Para a capitã Daniela, que esteve no desastre de Brumadinho e nas enchentes da Bahia, por mais que o profissional esteja preparado para situações extremas, é difícil enfrentar as emoções. "No local onde a gente estava trabalhando, o pessoal conseguiu pegar cadeiras que sobraram dos apartamentos, cada uma de um tipo, e montar uma roda em volta de uma fogueira. Se tinha um livro de uma pessoa, uma medalha de outra, colocavam em uma cadeira como se eles estivessem sentados ali ao lado, em volta da fogueira.
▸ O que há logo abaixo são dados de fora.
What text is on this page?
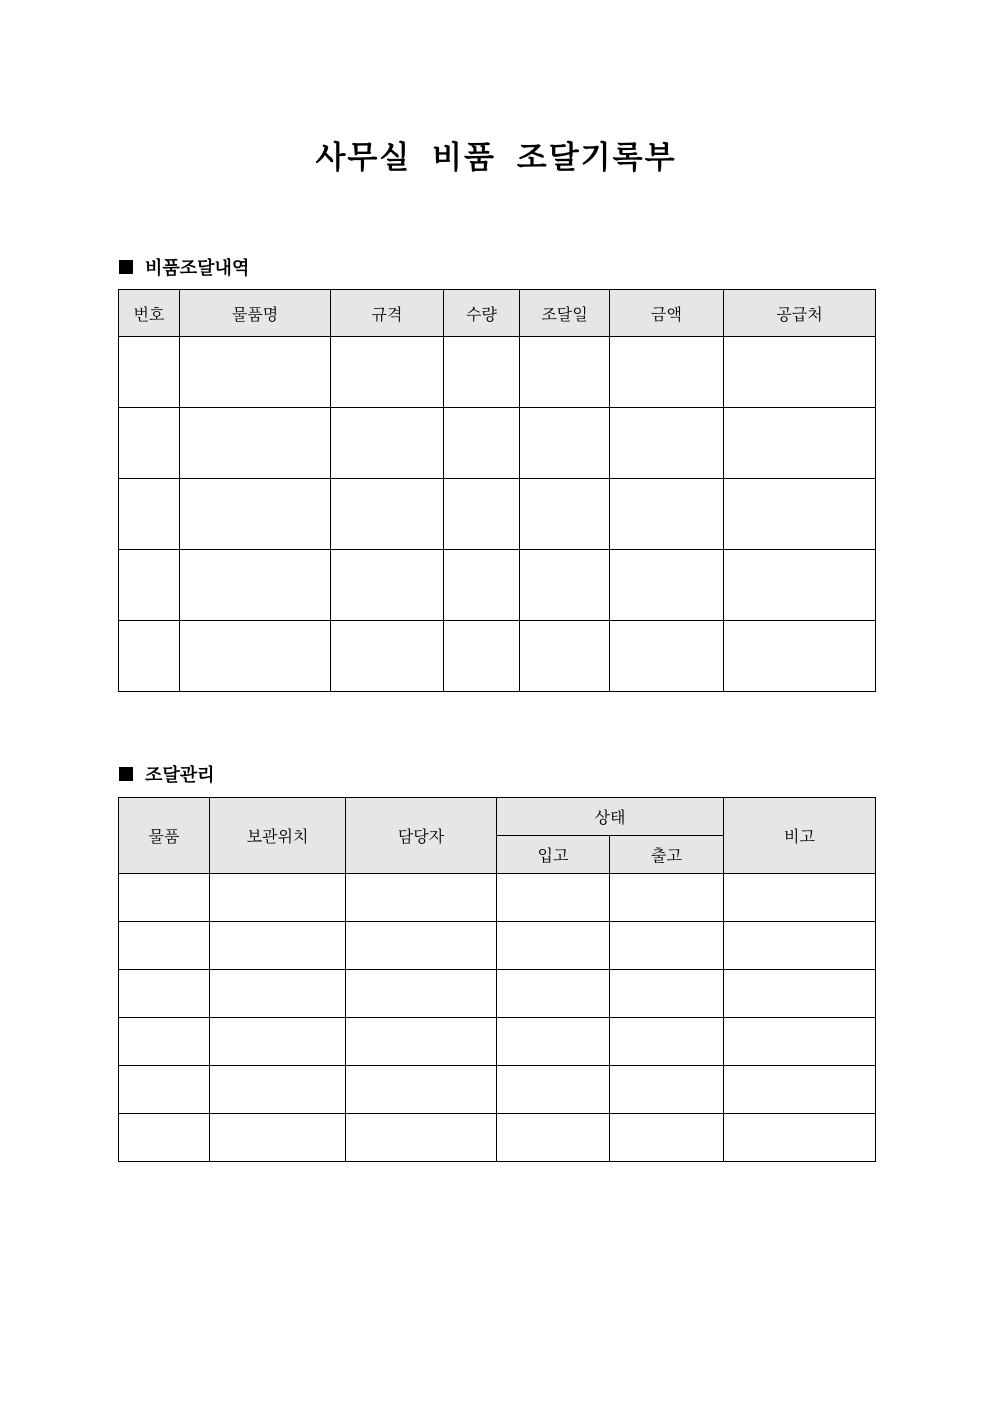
사무실 비품 조달기록부
비품조달내역
번호	물품명	규격	수량	조달일	금액	공급처

조달관리
물품	보관위치	담당자	상태		비고
			입고	출고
Estavam esperando que a gente conseguisse resgatar alguém."

Além dos profissionais, a equipe brasileira levou dez toneladas de materiais e mais 250 kg de medicamentos e itens emergenciais. Também foram levados cinco cães treinados para buscas e salvamento. Segundo a corporação, Joy (labrador) , Mari, Malina, Hope (malinois) e Case (pastor belga) eram capazes de distinguir com sinais se o local guardava pessoas vivas ou mortas.

"Os cães abreviam muito os locais de busca. A gente consegue fazer uma triagem e saber onde vai cavar para buscar sobrevivente ou corpos", diz o coronel Camargo.

Os brasileiros relatam que, além da missão humanitária, a ida para a Turquia foi importante para uma troca de experiências com outras nações que têm maior vivência no atendimento às catástrofes, como França, Estados Unidos e Israel.

"O objetivo principal é somar esforços e salvar vidas, mas não deixa de ser um ganho para quem participa dessa missão. Para os nossos profissionais verem os equipamentos que utilizam, os métodos de busca, os treinamentos com cães, a gestão da operação", diz Machado.

"Essa troca de experiência é fantástica, pois a gente vai aprendendo formas, ou adaptando as nossas formas para a nossa realidade. Tenho certeza que todos voltaram com grande cabedal de informações", relata o coronel Camargo.